Be Kind to Your Mind

Hi Guys!

Close family and friends who know me know that my family of 7 emigrated to the US when I was six and a half and English wasn’t our first language. My father was the only one who had high school English classes under his belt and my mom was proficient in having learned it for her job at the Angolan Airport at the time. From there, we first lived in Atlanta, Georgia to acclimate after leaving our country of Angola.

I don’t remember much about those 3 years in Georgia but I remember vividly having to move to Nebraska. Ewing , Nebraska to be precise. Up until that point, my siblings and I had to prepare with the little English we knew. We spoke Portuguese in the household and out in public but as the pressure of our first day of school loomed closer, I could tell the tenseness in the household changed.

My parents had to make the difficult choice to cut our native tongue in the house and strictly speak English. For how long? Well that wasn’t really defined yet. When that happened, I rebelled as anyone could imagine.
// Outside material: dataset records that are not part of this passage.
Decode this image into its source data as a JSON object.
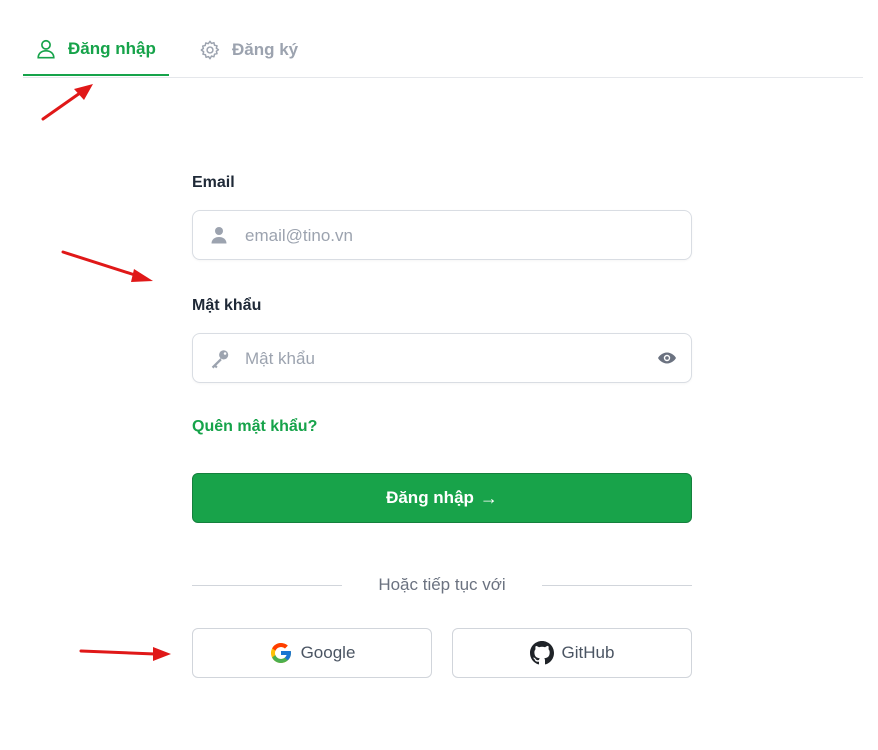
{
  "tabs": {
    "login_label": "Đăng nhập",
    "register_label": "Đăng ký"
  },
  "form": {
    "email_label": "Email",
    "email_placeholder": "email@tino.vn",
    "password_label": "Mật khẩu",
    "password_placeholder": "Mật khẩu",
    "forgot_label": "Quên mật khẩu?",
    "submit_label": "Đăng nhập",
    "submit_arrow": "→"
  },
  "social": {
    "divider_text": "Hoặc tiếp tục với",
    "google_label": "Google",
    "github_label": "GitHub"
  },
  "colors": {
    "accent": "#16a34a",
    "annotation_arrow": "#e01818"
  }
}
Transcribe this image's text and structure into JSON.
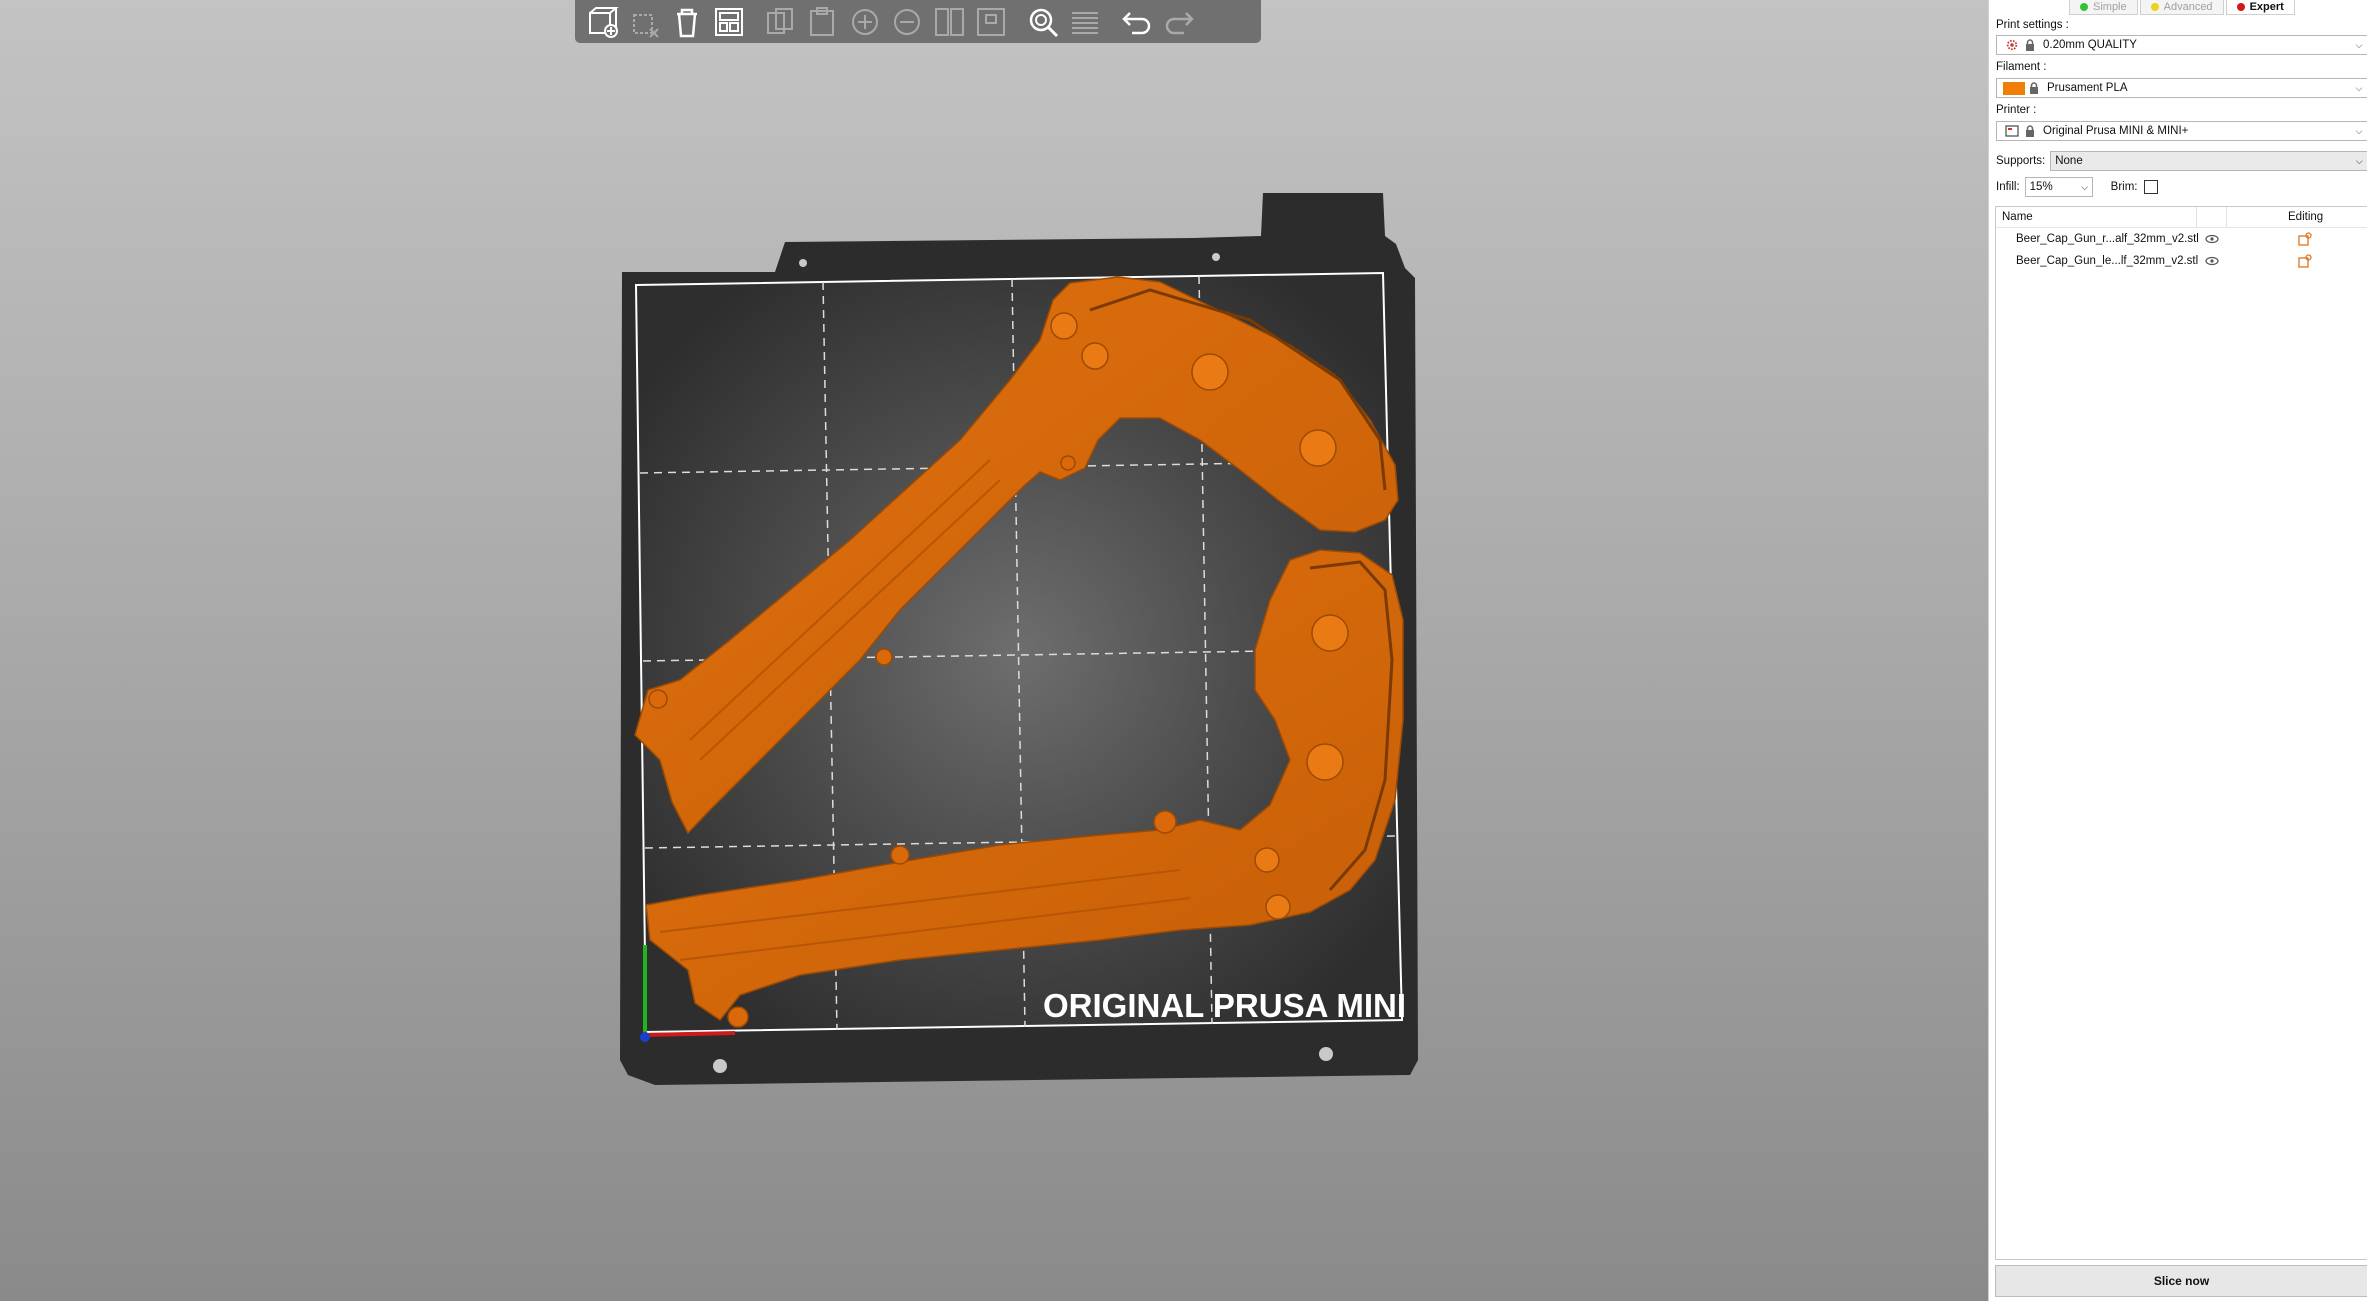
{
  "toolbar": {
    "buttons": [
      {
        "name": "add-icon",
        "enabled": true
      },
      {
        "name": "delete-icon",
        "enabled": false
      },
      {
        "name": "delete-all-icon",
        "enabled": true
      },
      {
        "name": "arrange-icon",
        "enabled": true
      },
      {
        "name": "copy-icon",
        "enabled": false
      },
      {
        "name": "paste-icon",
        "enabled": false
      },
      {
        "name": "add-instance-icon",
        "enabled": false
      },
      {
        "name": "remove-instance-icon",
        "enabled": false
      },
      {
        "name": "split-objects-icon",
        "enabled": false
      },
      {
        "name": "split-parts-icon",
        "enabled": false
      },
      {
        "name": "search-icon",
        "enabled": true
      },
      {
        "name": "layers-editing-icon",
        "enabled": false
      },
      {
        "name": "undo-icon",
        "enabled": true
      },
      {
        "name": "redo-icon",
        "enabled": false
      }
    ]
  },
  "bed": {
    "label": "ORIGINAL PRUSA MINI",
    "model_color": "#d9690b",
    "bed_color": "#2a2a2a"
  },
  "sidebar": {
    "modes": [
      {
        "label": "Simple",
        "color": "#35c035",
        "active": false
      },
      {
        "label": "Advanced",
        "color": "#e8d21a",
        "active": false
      },
      {
        "label": "Expert",
        "color": "#d01818",
        "active": true
      }
    ],
    "print_settings": {
      "label": "Print settings :",
      "value": "0.20mm QUALITY"
    },
    "filament": {
      "label": "Filament :",
      "value": "Prusament PLA",
      "color": "#f07f0a"
    },
    "printer": {
      "label": "Printer :",
      "value": "Original Prusa MINI & MINI+"
    },
    "supports": {
      "label": "Supports:",
      "value": "None"
    },
    "infill": {
      "label": "Infill:",
      "value": "15%"
    },
    "brim": {
      "label": "Brim:",
      "checked": false
    },
    "object_list": {
      "headers": {
        "name": "Name",
        "editing": "Editing"
      },
      "items": [
        {
          "name": "Beer_Cap_Gun_r...alf_32mm_v2.stl"
        },
        {
          "name": "Beer_Cap_Gun_le...lf_32mm_v2.stl"
        }
      ]
    },
    "slice_button": "Slice now"
  }
}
I didn’t like the feeling of not knowing what classmates were saying most of the time and didn’t like how I had to still force this unfamiliar language into everything I did at home.

My biggest fear was not being able to speak Portuguese again and lose my childhood memories with the identity I knew to be familiar with, with my family back home. I knew my parents didn’t want me or my siblings to feel the turbulence of all the change happening but after awhile, I still felt a menacing feeling that an unfamiliar presence was lurking around. Because of that, my siblings and I knew to stay together always and not go too far away from the church doors, the school, or our house.

Things started turning around and my school realized I wasn’t slow or creating make-believe stories I just understood the teachers vocal inflection first and was able to respond by mimicking my classmates first.

Then I found I was good at acting in front of people because I found my footing. Yet the struggle to find that comfortable recollection with God still grew as I tried to remember the things I used to like before all the moving out of a familiar place had to happen.

My instincts to question my surrounds subsided enough for me to learn what a safe space felt like and I even started making friends easier. I picked up reading and my extracurricular activities in school shined my talent of public speaking.

Today, I believe my past in my immigration story is what helps me to better understand conflict resolution and utilize my talents of being in the world of I.T. while better understanding my social surroundings. To whomever needs to read this – don’t give up!